Emiten Pailit, Bagaimana Melindungi Investor Saham?

Emiten yang pailit menjadi momok bagi investor pemilik saham. Lantas, bagaimanakah nasib investor saham saat emiten dinyatakan pailit?

Juneidi D. Kamil, Pakar Hukum Properti (Foto: RealEstat.id)
Juneidi D. Kamil, Pakar Hukum Properti (Foto: RealEstat.id)

RealEstat.id (Jakarta) - Pandemi Covid-19 yang terus melanda membuat beberapa emiten—termasuk emiten properti—yang melantai di Bursa Efek Indonesia (BEI) mengalami kesulitan likuiditas. Kesulitan dana tersebut menyebabkan beberapa di antaranya tidak mampu membayar utang. Beberapa emiten tersebut terpaksa menghadapi perkara Permohonan Penundaan Kewajiban Pembayaran Utang (PKPU) di Pengadilan Niaga. Bahkan beberapa emiten ada yang sedang menghadapi gugatan kepailitan dan adapula di antara emiten yang dinyatakan pailit.

Perkara kepailitan yang melanda emiten menjadi duka mendalam bagi investor pemilik saham.
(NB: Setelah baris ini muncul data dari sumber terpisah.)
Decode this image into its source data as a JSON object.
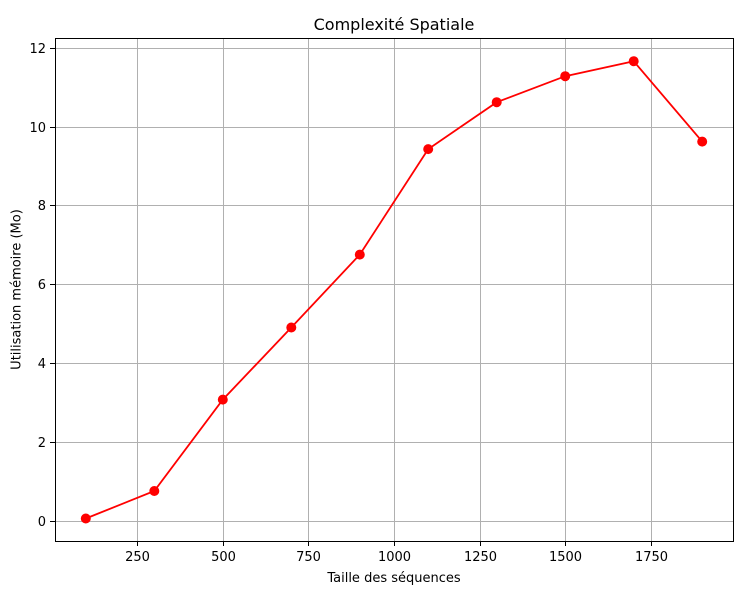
{
  "chart_data": {
    "type": "line",
    "title": "Complexité Spatiale",
    "xlabel": "Taille des séquences",
    "ylabel": "Utilisation mémoire (Mo)",
    "x": [
      100,
      300,
      500,
      700,
      900,
      1100,
      1300,
      1500,
      1700,
      1900
    ],
    "series": [
      {
        "values": [
          0.05,
          0.75,
          3.07,
          4.9,
          6.75,
          9.43,
          10.62,
          11.28,
          11.66,
          9.62
        ],
        "color": "#ff0000",
        "marker": "circle"
      }
    ],
    "xlim": [
      10,
      1990
    ],
    "ylim": [
      -0.52,
      12.25
    ],
    "xticks": [
      250,
      500,
      750,
      1000,
      1250,
      1500,
      1750
    ],
    "xtick_labels": [
      "250",
      "500",
      "750",
      "1000",
      "1250",
      "1500",
      "1750"
    ],
    "yticks": [
      0,
      2,
      4,
      6,
      8,
      10,
      12
    ],
    "ytick_labels": [
      "0",
      "2",
      "4",
      "6",
      "8",
      "10",
      "12"
    ],
    "grid": true
  }
}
Potensi kerugian yang akan diderita sudah di depan mata. Bagaimanakah nasib investor saham saat emiten dinyatakan pailit?

Risiko Investor Saham
Saat emiten dinyatakan dalam PKPU/Pailit, keuntungan yang diharapkan investor pemegang saham berupa capital gain dan hak deviden menjadi sulit untuk diperoleh. Harga saham cenderung akan merosot tajam. Dalam kondisi normal, investor saham sangat berharap adanya capital gain dan deviden yang diperoleh.

Capital gain adalah selisih positif antara harga beli dan harga jual saham. Capital gain terbentuk karena aktivitas perdagangan saham di pasar sekunder. Sedangkan deviden merupakan pembagian keuntungan yang diberikan perusahaan yang berasal dari keuntungan perusahaan.

Baca Juga: 3 Langkah Penting Konsumen Properti saat Pengembang Pailit

Pandemi Covid-19 membuat investor saham berada dalam kondisi sulit. Risiko yang dihadapi oleh investor saham adalah besarnya potensi risiko capital loss dan risiko likuiditas. Pemegang saham menghadapi risiko capital loss saat harga jual saham lebih kecil dibandingkan dengan harga beli. Sedangkan risiko likuiditas di saat perusahaan dinyatakan PKPU apalagi pailit.  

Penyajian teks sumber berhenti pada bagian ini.